Car dealers today face a growing array of new systems and capabilities.  These are primarily in F&I, thanks to disruptive new entrants in financial technology – fintech, for short.  Mark Rappaport has a nice roundup here, from a lender’s perspective, and I maintain a list on Twitter.

  • AutoFi – Auto finance plug-in for dealer web sites.

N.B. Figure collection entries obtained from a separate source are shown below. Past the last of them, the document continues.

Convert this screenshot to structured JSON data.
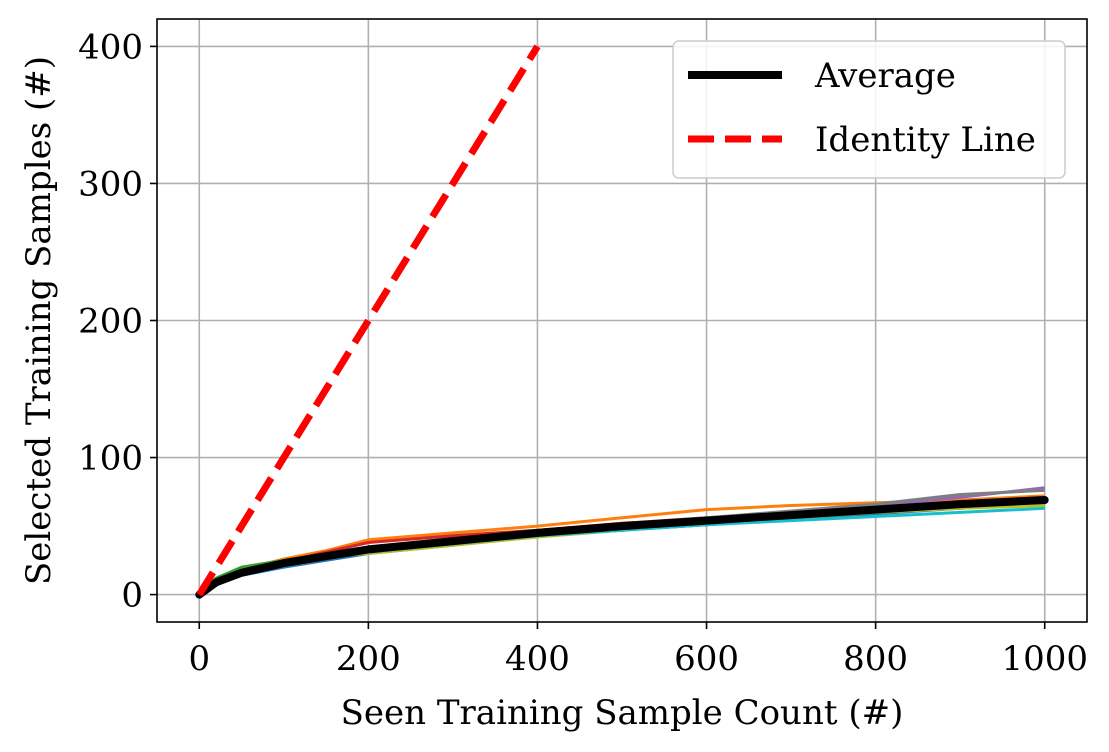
{
  "chart_data": {
    "type": "line",
    "xlabel": "Seen Training Sample Count (#)",
    "ylabel": "Selected Training Samples (#)",
    "xlim": [
      -50,
      1050
    ],
    "ylim": [
      -20,
      420
    ],
    "xticks": [
      0,
      200,
      400,
      600,
      800,
      1000
    ],
    "yticks": [
      0,
      100,
      200,
      300,
      400
    ],
    "grid": true,
    "legend_position": "top-right",
    "legend": [
      {
        "label": "Average",
        "color": "#000000",
        "style": "solid"
      },
      {
        "label": "Identity Line",
        "color": "#ff0000",
        "style": "dashed"
      }
    ],
    "series": [
      {
        "name": "Average",
        "color": "#000000",
        "style": "solid",
        "x": [
          0,
          20,
          50,
          100,
          150,
          200,
          300,
          400,
          500,
          600,
          700,
          800,
          900,
          1000
        ],
        "y": [
          0,
          9,
          16,
          23,
          28,
          33,
          39,
          45,
          50,
          54,
          58,
          62,
          66,
          69
        ]
      },
      {
        "name": "Identity Line",
        "color": "#ff0000",
        "style": "dashed",
        "x": [
          0,
          400
        ],
        "y": [
          0,
          400
        ]
      }
    ],
    "runs": [
      {
        "color": "#1f77b4",
        "x": [
          0,
          20,
          50,
          100,
          150,
          200,
          300,
          400,
          500,
          600,
          700,
          800,
          900,
          1000
        ],
        "y": [
          0,
          8,
          14,
          20,
          25,
          30,
          36,
          43,
          47,
          51,
          55,
          59,
          63,
          66
        ]
      },
      {
        "color": "#ff7f0e",
        "x": [
          0,
          20,
          50,
          100,
          150,
          200,
          300,
          400,
          500,
          600,
          700,
          800,
          900,
          1000
        ],
        "y": [
          0,
          11,
          18,
          26,
          32,
          40,
          45,
          50,
          56,
          62,
          65,
          67,
          69,
          72
        ]
      },
      {
        "color": "#2ca02c",
        "x": [
          0,
          20,
          50,
          100,
          150,
          200,
          300,
          400,
          500,
          600,
          700,
          800,
          900,
          1000
        ],
        "y": [
          0,
          12,
          20,
          25,
          29,
          34,
          39,
          44,
          49,
          52,
          56,
          60,
          64,
          67
        ]
      },
      {
        "color": "#d62728",
        "x": [
          0,
          20,
          50,
          100,
          150,
          200,
          300,
          400,
          500,
          600,
          700,
          800,
          900,
          1000
        ],
        "y": [
          0,
          10,
          17,
          24,
          31,
          38,
          43,
          47,
          52,
          56,
          59,
          63,
          66,
          69
        ]
      },
      {
        "color": "#9467bd",
        "x": [
          0,
          20,
          50,
          100,
          150,
          200,
          300,
          400,
          500,
          600,
          700,
          800,
          900,
          1000
        ],
        "y": [
          0,
          9,
          15,
          22,
          27,
          32,
          38,
          45,
          50,
          55,
          59,
          65,
          71,
          78
        ]
      },
      {
        "color": "#8c564b",
        "x": [
          0,
          20,
          50,
          100,
          150,
          200,
          300,
          400,
          500,
          600,
          700,
          800,
          900,
          1000
        ],
        "y": [
          0,
          8,
          15,
          22,
          27,
          31,
          37,
          44,
          49,
          53,
          57,
          61,
          65,
          68
        ]
      },
      {
        "color": "#e377c2",
        "x": [
          0,
          20,
          50,
          100,
          150,
          200,
          300,
          400,
          500,
          600,
          700,
          800,
          900,
          1000
        ],
        "y": [
          0,
          9,
          16,
          23,
          28,
          33,
          40,
          46,
          50,
          55,
          59,
          63,
          67,
          70
        ]
      },
      {
        "color": "#7f7f7f",
        "x": [
          0,
          20,
          50,
          100,
          150,
          200,
          300,
          400,
          500,
          600,
          700,
          800,
          900,
          1000
        ],
        "y": [
          0,
          10,
          17,
          24,
          29,
          34,
          40,
          46,
          51,
          56,
          61,
          66,
          73,
          76
        ]
      },
      {
        "color": "#bcbd22",
        "x": [
          0,
          20,
          50,
          100,
          150,
          200,
          300,
          400,
          500,
          600,
          700,
          800,
          900,
          1000
        ],
        "y": [
          0,
          11,
          18,
          25,
          28,
          30,
          36,
          42,
          47,
          52,
          56,
          60,
          63,
          65
        ]
      },
      {
        "color": "#17becf",
        "x": [
          0,
          20,
          50,
          100,
          150,
          200,
          300,
          400,
          500,
          600,
          700,
          800,
          900,
          1000
        ],
        "y": [
          0,
          9,
          16,
          22,
          27,
          31,
          37,
          43,
          47,
          51,
          54,
          57,
          60,
          63
        ]
      }
    ]
  }
}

See Ricart Ford for an example.
  • AutoGravity – Customer obtains financing (via smart phone) before visiting the dealership.
  • Drive – Online car selling, with delivery, from the Drive web site.
  • Honcker – Customer obtains financing (via smart phone) and they deliver the car.
  • Roadster – E-commerce platform for dealers, with full sales capability (as I anticipated here).
  • TrueCar – Customer sets transaction price (via smart phone) before visiting the dealership.

The new entrants blur familiar boundaries in the retail process.  They’re basically lead providers, but all aim to claim a piece of the F&I process.  AutoGravity, for instance, provides a lead already committed to a finance source.  TrueCar provides a lead already committed to a transaction price.  If you’re unfamiliar with the canonical process, see my schematics here and here.

In my previous Megatrends installment, Consolidation, I cited the influence of PE money.  It’s the same with fintech.  AutoGravity, to name one, is backed by $50 million.

The new F&I space is also home to “predictive analytics.”  Automotive Mastermind examines thousands of data points, to produce a single likely-to-buy score.  Similarly, Darwin Automotive can tell you which protection products to pitch.

The technology’s proprietary algorithm crunches thousands of data points, combining DMS information with … social media, financial, product and customer lifecycle information

My specialty is F&I, but it seems pretty clear that predictive analytics has a place in fixed ops as well.  In terms of the earlier article, you can see that consolidators have an edge in evaluating new technology.  Speaking of fixed ops, they’re also better positioned to obtain telematics data.

McKinsey says fintech can help incumbents, not just disrupt them.  That’s why I have focused on technologies a dealer could employ, versus apps like Blinker that are straight threats.  Of course, you have to adopt the technology.  Marguerite Watanabe draws a parallel with the development of credit aggregation systems.

Fintech will induce dealers to adopt an online, customer-driven process.  I see this as an opportunity. On the other hand, those that fail to adapt will be left behind.  This article is aimed at dealers, but the challenge applies equally to lenders, product providers, and software vendors.